To the light of my soul; to the star, of my life—Leonie Leon. For ever! For ever!
LADY BLESSINGTON AND COUNT D’ORSAY
Often there has arisen some man who, either by his natural gifts or by his impudence or by the combination of both, has made himself a recognized leader in the English fashionable world. One of the first of these men was Richard Nash, usually known as “Beau Nash,” who flourished in the eighteenth century. Nash was a man of doubtful origin; nor was he attractive in his looks, for he was a huge, clumsy creature with features that were both irregular and harsh. Nevertheless, for nearly fifty years Beau Nash was an arbiter of fashion. Goldsmith, who wrote his life, declared that his supremacy was due to his pleasing manners, “his assiduity, flattery, fine clothes, and as much wit as the ladies had whom he addressed.” He converted the town of Bath from a rude little hamlet into an English Newport, of which he was the social autocrat. He actually drew up a set of written rules which some of the best-born and best-bred people follow slavishly.
Even better known to us is George Bryan Brummel, commonly called “Beau Brummel,” who by his friendship with George IV.—then Prince Regent—was an oracle at court on everything that related to dress and etiquette and the proper mode of living. His memory has been kept alive most of all by Richard Mansfield’s famous impersonation of him. The play is based upon the actual facts; for after Brummel had lost the royal favor he died an insane pauper in the French town of Caen. He, too, had a distinguished biographer, since Bulwer-Lytton’s novel Pelham is really the narrative of Brummel’s curious career.
Long after Brummel, Lord Banelagh led the gilded youth of London, and it was at this time that the notorious Lola Montez made her first appearance in the British capital.
These three men—Nash, Brummel, and Ranelagh—had the advantage of being Englishmen, and, therefore, of not incurring the old-time English suspicion of foreigners.

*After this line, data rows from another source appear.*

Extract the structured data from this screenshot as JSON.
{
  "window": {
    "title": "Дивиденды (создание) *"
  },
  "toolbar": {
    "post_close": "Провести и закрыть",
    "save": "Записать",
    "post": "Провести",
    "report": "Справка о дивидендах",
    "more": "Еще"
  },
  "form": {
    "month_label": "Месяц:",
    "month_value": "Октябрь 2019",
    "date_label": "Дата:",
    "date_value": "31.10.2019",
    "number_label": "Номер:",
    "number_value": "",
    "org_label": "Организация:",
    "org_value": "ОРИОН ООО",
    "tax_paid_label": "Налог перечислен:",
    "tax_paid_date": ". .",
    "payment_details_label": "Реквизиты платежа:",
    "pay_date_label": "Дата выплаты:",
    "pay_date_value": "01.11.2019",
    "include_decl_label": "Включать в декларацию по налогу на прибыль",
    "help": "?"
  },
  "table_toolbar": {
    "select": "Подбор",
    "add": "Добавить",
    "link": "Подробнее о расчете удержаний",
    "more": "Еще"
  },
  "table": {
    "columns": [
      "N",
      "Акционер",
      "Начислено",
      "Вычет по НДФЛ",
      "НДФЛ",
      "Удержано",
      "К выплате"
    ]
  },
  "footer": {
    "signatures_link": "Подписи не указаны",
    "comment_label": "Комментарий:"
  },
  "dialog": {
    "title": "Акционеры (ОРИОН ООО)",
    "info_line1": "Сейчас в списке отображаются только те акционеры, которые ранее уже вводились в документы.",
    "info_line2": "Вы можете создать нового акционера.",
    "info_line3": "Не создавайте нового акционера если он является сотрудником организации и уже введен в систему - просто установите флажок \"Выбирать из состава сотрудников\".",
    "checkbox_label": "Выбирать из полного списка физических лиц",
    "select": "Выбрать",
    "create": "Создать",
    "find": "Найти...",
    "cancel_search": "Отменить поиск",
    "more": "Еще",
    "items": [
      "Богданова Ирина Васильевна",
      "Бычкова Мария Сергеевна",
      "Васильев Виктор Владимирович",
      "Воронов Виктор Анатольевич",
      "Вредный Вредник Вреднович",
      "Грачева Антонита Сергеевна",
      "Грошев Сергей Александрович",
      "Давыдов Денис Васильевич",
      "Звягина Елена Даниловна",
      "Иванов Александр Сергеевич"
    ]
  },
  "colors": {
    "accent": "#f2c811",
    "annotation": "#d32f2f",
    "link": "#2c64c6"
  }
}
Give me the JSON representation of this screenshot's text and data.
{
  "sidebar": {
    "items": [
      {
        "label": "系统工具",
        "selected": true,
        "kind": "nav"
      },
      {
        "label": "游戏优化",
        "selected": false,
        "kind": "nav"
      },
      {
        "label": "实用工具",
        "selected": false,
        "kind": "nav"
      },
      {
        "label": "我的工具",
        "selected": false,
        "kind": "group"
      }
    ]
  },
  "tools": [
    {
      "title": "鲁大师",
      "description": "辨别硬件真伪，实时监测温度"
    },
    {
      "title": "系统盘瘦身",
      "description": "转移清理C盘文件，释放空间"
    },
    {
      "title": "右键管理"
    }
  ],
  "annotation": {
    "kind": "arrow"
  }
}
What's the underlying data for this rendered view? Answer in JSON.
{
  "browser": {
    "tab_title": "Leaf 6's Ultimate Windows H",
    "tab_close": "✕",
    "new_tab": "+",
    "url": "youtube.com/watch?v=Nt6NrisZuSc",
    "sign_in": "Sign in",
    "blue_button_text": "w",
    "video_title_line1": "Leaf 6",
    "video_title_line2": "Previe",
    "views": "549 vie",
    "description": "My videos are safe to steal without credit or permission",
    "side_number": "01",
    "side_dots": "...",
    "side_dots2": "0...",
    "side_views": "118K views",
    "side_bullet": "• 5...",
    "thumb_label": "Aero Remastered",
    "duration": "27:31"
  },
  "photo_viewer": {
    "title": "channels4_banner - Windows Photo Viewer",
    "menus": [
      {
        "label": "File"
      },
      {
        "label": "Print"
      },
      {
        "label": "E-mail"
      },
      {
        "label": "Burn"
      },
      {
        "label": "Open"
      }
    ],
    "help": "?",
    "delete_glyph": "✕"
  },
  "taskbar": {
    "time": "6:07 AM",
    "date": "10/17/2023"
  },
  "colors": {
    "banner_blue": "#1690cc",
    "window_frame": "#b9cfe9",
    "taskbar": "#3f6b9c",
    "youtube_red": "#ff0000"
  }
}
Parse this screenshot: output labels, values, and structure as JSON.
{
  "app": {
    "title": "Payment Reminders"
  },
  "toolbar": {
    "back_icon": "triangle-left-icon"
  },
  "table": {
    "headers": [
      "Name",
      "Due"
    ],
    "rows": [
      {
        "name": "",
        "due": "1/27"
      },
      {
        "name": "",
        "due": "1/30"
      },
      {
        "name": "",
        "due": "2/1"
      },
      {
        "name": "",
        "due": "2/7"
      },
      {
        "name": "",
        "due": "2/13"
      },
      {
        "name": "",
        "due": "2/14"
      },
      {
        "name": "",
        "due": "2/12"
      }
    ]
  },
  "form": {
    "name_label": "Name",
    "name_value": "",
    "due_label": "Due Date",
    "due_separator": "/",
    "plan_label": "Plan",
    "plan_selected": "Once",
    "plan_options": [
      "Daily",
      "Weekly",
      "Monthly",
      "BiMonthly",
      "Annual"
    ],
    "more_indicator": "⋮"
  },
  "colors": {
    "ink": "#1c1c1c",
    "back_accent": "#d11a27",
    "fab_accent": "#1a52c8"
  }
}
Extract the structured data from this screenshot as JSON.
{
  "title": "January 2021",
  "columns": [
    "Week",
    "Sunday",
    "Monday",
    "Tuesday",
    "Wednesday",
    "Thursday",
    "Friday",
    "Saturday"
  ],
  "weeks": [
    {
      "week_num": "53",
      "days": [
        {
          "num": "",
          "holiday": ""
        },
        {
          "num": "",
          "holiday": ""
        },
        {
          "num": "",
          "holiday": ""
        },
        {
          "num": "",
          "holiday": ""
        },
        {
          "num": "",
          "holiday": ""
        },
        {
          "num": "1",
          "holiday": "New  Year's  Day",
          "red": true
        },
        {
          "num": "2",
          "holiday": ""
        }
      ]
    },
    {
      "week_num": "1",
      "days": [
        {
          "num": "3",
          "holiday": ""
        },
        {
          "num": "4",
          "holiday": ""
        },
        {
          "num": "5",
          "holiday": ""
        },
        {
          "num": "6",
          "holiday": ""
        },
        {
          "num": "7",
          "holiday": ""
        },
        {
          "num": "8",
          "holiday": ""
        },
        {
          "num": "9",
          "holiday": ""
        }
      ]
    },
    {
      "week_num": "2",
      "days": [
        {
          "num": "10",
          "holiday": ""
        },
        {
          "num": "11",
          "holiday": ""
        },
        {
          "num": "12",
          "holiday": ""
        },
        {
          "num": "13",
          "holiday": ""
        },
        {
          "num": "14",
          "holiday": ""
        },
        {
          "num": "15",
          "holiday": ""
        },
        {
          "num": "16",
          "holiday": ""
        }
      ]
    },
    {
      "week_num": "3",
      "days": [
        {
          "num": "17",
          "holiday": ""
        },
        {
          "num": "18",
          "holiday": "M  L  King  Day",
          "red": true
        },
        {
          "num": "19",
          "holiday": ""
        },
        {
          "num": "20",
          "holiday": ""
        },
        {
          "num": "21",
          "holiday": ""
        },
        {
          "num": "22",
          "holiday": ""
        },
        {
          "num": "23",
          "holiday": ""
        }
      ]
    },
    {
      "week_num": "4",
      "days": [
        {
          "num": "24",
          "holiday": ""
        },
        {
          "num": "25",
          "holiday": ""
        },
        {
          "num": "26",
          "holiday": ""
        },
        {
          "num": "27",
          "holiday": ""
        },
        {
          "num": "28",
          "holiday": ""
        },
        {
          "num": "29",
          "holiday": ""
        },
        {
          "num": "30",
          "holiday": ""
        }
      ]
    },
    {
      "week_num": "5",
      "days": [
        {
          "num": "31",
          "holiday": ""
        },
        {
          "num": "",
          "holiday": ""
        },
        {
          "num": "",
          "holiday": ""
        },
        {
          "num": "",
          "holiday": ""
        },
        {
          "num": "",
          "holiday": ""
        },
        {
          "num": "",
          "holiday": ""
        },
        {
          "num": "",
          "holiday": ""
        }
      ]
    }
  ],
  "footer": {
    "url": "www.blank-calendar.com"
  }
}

A much higher type of social arbiter was a Frenchman who for twenty years during the early part of Queen Victoria’s reign gave law to the great world of fashion, besides exercising a definite influence upon English art and literature.
This was Count Albert Guillaume d’Orsay, the son of one of Napoleon’s generals, and descended by a morganatic marriage from the King of Wurttemburg. The old general, his father, was a man of high courage, impressive appearance, and keen intellect, all of which qualities he transmitted to his son. The young Count d’Orsay, when he came of age, found the Napoleonic era ended and France governed by Louis XVIII. The king gave Count d’Orsay a commission in the army in a regiment stationed at Valence in the southeastern part of France. He had already visited England and learned the English language, and he had made some distinguished friends there, among whom were Lord Byron and Thomas Moore.